In the grey-green early-70’s London we are shown ‘the Circus’ – a le Carre name for MI-6 – whereby Smiley (Oldman) is drafted in to investigate a ‘mole’ who is deeply-rooted in the office. He is working almost-alone and the primary suspects are men from his generation of spies – Toby Esterhause (David Dencik), Bill Haydon (Colin Firth) and Percy Alleline (Toby Jones). Smiley’s cold and calculating thought process is where Alfredson focuses our attention – regularly shooting the back of his head as we slowly come to think what he thinks.
The context is important as the time reflects the end of an era in British intelligence. Smiley and the men he investigate are “war-winning gentlemen-spies” from the same class, race, and gender of society. Though it is Smiley’s Oxford education, opposed to Cambridge, that we may assume sets him apart. John Sutherland details how when le Carre wrote Tinker Tailor Soldier Spy “MI-6 had been shaken to near destruction by the belated discovery of traitors at its core – notably the ‘Cambridge spies'”. The fascination of this story spawned many adaptations – even recently in the 2003 BBC four-part TV-drama Cambridge Spies starring Toby Stephens, Tom Hollander and, interestingly enough, Benedict Cumberbatch.
Not my Cup of Tea?
From reading the 5-star review in Empire and the 5-page coverage following the front-cover “Gary Oldman is Smiley in Tinker Tailor Soldier Spy” in Sight & Sound, it is clear that the film is a strong adaptation and for espionage aficionado’s, an engaging thriller. But I personally felt a little out-of-touch. I try hard to appreciate the context of a film but I found it difficult to fully appreciate the drawn-out scenes that were forcing us to think-what-they-are-thinking. The character of Smiley is almost hunched and his plain Aquascutum raincoat seems ill-fitting and at odds with Benedict Cumberbatch’s smartly-dressed investigatory-assistant. This is not to say that it is a bad thing – the sombre colours of the greys and greens lean well to the era and I think Alfredson is a master at creating a time that is cold, isolating and lonely. The blues-and-whites in Let the Right One In are replaced by greens-and-browns – both Oskar and Smiley are desperately alone. Even Smileys unfaithful wife, though incredibly important in the novel, Alfredson only depicts the back of her head and her prescence in room at the end of a corridor. This lonliness can be difficult to watch – and the Anglo-Soviet politics seem to isolate me as a viewer – it is my lack of research into this topic that divides me from the primary audience of this film.
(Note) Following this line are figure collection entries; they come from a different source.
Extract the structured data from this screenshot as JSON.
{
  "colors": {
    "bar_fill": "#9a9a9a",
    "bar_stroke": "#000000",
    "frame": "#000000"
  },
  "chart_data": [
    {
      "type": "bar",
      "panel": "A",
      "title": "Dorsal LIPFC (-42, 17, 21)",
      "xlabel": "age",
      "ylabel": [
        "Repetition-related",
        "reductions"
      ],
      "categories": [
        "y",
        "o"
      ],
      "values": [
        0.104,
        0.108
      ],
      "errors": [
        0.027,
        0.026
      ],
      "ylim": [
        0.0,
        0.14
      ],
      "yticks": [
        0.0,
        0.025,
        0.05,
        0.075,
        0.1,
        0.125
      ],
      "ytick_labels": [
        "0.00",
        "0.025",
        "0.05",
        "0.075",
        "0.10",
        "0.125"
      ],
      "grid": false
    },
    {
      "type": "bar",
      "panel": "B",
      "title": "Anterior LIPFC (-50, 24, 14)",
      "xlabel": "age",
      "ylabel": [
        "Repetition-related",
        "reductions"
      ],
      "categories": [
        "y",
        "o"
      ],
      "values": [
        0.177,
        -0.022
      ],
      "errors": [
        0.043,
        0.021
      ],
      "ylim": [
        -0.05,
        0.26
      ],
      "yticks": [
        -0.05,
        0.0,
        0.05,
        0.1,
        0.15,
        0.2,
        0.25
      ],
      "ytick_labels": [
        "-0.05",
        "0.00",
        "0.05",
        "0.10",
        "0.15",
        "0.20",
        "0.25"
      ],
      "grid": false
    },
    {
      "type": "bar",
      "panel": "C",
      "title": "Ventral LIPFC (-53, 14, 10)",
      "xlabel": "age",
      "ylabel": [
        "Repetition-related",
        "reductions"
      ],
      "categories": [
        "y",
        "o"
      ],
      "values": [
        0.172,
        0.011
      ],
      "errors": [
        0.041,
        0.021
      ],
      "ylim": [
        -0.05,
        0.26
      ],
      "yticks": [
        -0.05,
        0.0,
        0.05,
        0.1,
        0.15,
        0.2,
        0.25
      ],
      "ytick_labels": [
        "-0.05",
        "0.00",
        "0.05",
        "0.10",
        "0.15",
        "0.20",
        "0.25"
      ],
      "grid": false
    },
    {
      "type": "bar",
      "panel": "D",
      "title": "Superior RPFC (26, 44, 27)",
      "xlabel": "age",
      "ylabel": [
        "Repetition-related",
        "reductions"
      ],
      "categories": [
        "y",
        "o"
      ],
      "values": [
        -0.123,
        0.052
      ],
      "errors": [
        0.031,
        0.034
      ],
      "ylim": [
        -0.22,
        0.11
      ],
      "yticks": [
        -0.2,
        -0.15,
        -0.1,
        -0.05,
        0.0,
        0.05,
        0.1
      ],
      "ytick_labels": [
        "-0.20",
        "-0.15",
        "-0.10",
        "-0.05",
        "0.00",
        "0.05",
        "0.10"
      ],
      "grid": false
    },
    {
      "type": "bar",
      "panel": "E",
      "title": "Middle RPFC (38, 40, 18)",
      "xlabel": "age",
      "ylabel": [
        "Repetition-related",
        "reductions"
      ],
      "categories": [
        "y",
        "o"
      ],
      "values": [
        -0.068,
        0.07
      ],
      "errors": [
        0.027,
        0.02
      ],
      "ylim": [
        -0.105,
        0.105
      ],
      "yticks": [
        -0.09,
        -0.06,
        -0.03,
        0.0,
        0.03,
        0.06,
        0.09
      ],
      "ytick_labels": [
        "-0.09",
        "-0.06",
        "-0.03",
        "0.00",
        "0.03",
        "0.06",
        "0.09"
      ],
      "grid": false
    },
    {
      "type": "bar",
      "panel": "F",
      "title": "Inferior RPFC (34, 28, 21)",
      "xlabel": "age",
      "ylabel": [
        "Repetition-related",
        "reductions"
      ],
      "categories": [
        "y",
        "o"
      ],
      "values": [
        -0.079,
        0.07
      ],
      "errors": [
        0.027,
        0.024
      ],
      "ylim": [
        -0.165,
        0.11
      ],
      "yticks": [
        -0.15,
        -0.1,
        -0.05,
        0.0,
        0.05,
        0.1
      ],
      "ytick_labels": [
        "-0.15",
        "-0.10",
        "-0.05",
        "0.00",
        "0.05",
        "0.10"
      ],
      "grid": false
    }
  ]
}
I managed to watch this film through a LOVEFiLM screening at The Soho Hotel and the screenwriter introduced the film by stating how he hoped nobody ‘got lost’ in the plot. I don’t believe I did and I doubt anyone paying attention could – it is exceptionally well-written and clearly includes details that many could appreciate. But unfortunately, I think I shall try and rent a few more “slow-burn spy-thrillers”, because at this moment I feel I stopped short of becoming throughly engaged throughout.